We climbed up to the pass (18,480 feet), and before us on the other side found a large stretch of flat land, some two thousand feet lower. I could see a lake, which I took to be the Gunkyo. Nevertheless, to make certain of it, I left my men and yaks on the pass and went to reconnoitre from a peak 19,000 feet high, N.E. of us. There was much snow and the ascent was difficult and tedious. When I got to the top another higher peak barred the view in front of me, so descending first and then ascending again, I climbed this second summit, finally reaching an elevation of 20,000 feet, and obtaining a good bird's-eye view of the country all round. There was a long snowy range to the North, and, directly under it, what I imagined to be a stretch of water, judging from the mist and clouds forming above it, and from the grass on the lower portion of the mountains.
A hill range stood in my way, just high enough to conceal the lake behind it. I rejoined my men and we continued our march down the other side of the pass, sinking in deep, soft snow. We pitched our tent at a spot about five hundred feet higher than the plain below us, in a gorge formed by the two mountain sides coming close together. Notwithstanding that I was now quite accustomed to great altitudes, the ascent to 20,000 feet had caused a certain exhaustion, and I should have been glad of a good night's rest.
Mansing and Chanden Sing, having eaten some food, slept soundly, but I felt very depressed.
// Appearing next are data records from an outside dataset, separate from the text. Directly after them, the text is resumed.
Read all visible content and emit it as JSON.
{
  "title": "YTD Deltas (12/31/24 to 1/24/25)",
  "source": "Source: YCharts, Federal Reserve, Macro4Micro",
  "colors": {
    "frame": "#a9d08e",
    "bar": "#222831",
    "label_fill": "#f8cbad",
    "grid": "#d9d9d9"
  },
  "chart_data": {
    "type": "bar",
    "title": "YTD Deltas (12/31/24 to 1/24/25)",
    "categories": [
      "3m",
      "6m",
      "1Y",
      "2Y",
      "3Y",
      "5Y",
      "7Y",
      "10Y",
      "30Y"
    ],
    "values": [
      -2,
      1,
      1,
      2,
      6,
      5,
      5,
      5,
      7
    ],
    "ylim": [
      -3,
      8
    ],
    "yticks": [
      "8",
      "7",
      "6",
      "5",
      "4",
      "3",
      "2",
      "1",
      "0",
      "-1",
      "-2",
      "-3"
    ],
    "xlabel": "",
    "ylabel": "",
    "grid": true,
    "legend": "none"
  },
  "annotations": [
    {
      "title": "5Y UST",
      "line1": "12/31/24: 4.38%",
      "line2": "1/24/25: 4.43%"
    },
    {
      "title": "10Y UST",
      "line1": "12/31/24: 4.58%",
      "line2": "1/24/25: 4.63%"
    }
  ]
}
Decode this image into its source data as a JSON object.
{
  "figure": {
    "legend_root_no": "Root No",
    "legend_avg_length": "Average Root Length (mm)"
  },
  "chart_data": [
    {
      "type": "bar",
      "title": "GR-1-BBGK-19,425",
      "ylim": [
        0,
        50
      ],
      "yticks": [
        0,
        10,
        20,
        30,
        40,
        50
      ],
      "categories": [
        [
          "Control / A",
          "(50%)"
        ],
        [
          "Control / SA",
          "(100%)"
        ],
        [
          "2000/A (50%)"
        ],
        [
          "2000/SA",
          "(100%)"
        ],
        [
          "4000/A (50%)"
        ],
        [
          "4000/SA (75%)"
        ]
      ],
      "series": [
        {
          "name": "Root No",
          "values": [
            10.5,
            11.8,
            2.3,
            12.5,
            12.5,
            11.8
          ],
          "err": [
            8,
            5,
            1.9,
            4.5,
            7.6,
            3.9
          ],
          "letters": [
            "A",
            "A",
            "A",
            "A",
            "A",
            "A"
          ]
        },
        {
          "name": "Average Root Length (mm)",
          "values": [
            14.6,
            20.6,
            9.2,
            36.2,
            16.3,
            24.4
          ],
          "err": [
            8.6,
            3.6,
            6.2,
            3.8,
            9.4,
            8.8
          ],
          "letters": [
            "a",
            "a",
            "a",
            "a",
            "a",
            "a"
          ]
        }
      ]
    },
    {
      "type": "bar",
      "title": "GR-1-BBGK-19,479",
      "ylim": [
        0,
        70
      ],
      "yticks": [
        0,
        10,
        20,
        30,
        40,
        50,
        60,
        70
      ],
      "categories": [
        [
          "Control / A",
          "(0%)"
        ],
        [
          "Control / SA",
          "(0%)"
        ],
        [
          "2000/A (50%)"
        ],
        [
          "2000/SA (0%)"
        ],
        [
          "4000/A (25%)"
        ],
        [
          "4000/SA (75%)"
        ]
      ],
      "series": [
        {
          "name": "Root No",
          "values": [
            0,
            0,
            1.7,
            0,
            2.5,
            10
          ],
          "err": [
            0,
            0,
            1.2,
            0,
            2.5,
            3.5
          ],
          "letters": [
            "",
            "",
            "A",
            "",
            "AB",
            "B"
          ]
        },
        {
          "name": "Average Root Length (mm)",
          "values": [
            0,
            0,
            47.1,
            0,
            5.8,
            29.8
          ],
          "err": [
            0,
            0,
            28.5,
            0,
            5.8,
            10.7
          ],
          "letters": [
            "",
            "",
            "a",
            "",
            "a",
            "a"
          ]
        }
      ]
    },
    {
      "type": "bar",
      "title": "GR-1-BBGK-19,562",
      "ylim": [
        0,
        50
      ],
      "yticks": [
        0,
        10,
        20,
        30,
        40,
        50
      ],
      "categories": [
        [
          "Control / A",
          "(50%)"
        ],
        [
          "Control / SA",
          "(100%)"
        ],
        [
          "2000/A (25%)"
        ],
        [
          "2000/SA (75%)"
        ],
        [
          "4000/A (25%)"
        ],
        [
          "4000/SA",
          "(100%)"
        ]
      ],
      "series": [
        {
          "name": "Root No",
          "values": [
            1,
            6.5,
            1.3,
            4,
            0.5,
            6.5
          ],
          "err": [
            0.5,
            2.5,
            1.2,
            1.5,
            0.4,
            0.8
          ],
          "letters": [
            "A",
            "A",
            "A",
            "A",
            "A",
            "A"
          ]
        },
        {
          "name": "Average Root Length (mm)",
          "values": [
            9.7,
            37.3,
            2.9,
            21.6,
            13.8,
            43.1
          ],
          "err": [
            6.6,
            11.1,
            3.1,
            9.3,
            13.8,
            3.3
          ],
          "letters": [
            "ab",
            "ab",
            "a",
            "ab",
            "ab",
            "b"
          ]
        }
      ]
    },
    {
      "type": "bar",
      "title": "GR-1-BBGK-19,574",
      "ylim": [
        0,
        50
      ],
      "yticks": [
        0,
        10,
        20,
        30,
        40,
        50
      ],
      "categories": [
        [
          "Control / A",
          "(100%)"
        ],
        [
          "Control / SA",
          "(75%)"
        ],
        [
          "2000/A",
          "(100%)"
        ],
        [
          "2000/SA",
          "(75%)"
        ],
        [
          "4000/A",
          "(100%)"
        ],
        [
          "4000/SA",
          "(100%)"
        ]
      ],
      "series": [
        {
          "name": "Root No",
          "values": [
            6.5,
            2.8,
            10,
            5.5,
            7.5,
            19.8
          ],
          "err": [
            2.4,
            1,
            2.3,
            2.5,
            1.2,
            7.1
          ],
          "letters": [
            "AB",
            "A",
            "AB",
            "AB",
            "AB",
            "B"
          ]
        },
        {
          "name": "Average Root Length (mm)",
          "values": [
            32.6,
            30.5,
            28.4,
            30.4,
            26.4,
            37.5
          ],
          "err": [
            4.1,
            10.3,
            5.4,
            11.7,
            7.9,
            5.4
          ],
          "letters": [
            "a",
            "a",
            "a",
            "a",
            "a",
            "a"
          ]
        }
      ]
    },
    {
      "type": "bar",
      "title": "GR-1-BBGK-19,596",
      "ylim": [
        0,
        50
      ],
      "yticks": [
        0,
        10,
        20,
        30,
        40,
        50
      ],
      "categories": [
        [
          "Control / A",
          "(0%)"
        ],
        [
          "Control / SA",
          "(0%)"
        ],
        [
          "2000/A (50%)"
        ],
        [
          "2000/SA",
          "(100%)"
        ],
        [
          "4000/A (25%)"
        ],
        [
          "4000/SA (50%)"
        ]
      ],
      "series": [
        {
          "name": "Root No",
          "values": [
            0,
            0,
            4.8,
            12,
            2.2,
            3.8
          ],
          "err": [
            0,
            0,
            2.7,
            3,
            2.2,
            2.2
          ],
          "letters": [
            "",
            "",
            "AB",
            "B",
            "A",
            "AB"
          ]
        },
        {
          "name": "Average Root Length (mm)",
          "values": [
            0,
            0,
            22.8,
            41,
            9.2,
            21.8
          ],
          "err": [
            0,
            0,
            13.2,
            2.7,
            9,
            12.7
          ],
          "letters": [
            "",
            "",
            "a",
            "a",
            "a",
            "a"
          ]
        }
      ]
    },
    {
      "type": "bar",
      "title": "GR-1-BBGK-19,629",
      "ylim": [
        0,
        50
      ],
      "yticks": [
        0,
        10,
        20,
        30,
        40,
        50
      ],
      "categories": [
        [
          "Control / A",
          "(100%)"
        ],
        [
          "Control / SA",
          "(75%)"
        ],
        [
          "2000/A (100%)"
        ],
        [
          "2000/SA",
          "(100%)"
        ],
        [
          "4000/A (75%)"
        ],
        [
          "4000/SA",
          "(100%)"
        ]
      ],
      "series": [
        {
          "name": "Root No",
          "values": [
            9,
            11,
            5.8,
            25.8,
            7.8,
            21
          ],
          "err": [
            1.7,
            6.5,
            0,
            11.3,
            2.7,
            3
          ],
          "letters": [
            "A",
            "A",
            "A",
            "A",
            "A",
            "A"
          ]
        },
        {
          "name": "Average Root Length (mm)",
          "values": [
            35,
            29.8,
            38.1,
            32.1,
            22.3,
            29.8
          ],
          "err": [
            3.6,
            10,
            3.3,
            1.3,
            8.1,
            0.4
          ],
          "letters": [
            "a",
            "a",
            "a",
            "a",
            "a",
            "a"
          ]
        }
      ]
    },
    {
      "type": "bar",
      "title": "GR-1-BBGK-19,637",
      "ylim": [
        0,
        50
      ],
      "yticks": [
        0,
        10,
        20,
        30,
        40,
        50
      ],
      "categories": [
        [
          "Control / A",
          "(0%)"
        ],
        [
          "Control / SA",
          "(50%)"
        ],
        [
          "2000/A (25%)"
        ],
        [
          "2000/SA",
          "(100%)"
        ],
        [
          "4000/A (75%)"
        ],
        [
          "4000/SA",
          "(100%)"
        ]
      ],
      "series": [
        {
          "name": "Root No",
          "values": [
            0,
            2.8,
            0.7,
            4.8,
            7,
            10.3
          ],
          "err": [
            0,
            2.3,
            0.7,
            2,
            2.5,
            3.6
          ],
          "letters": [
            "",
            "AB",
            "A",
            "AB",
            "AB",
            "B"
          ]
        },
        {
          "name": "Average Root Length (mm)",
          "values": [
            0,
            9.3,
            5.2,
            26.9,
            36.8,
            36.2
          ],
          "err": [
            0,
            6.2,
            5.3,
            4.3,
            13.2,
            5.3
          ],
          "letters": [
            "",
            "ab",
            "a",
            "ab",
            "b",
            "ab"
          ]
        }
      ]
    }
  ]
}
I had a peculiar sense of unrest and of some evil coming to us during the night.
We were all three under our little tent, when I began to fancy there was some one outside. I do not know why the thought entered my head, for I heard no noise, but all the same I felt I must see and satisfy my curiosity. I peeped out of the tent with my rifle in hand, and saw a number of black figures cautiously crawling towards us. In a moment I was outside on my bare feet, running towards them and shouting at the top of my voice, "Pila tedau tedang!" ("Look out, look out!") which caused a stampede among our ghostlike visitors. There were, apparently, numbers of them hidden behind rocks, for when the panic seized them, the number of runaways was double or even treble that of the phantoms I had at first seen approaching. At one moment there seemed to be black ghosts springing out from everywhere, only, more solid than ghosts, they made a dreadful noise with their heavy boots as they ran in confusion down the steep descent and through the gorge. They turned sharply round the hill at the bottom and disappeared.
When I crawled inside the tent again Chanden Sing and Mansing, wrapped head and all in their blankets, were still snoring!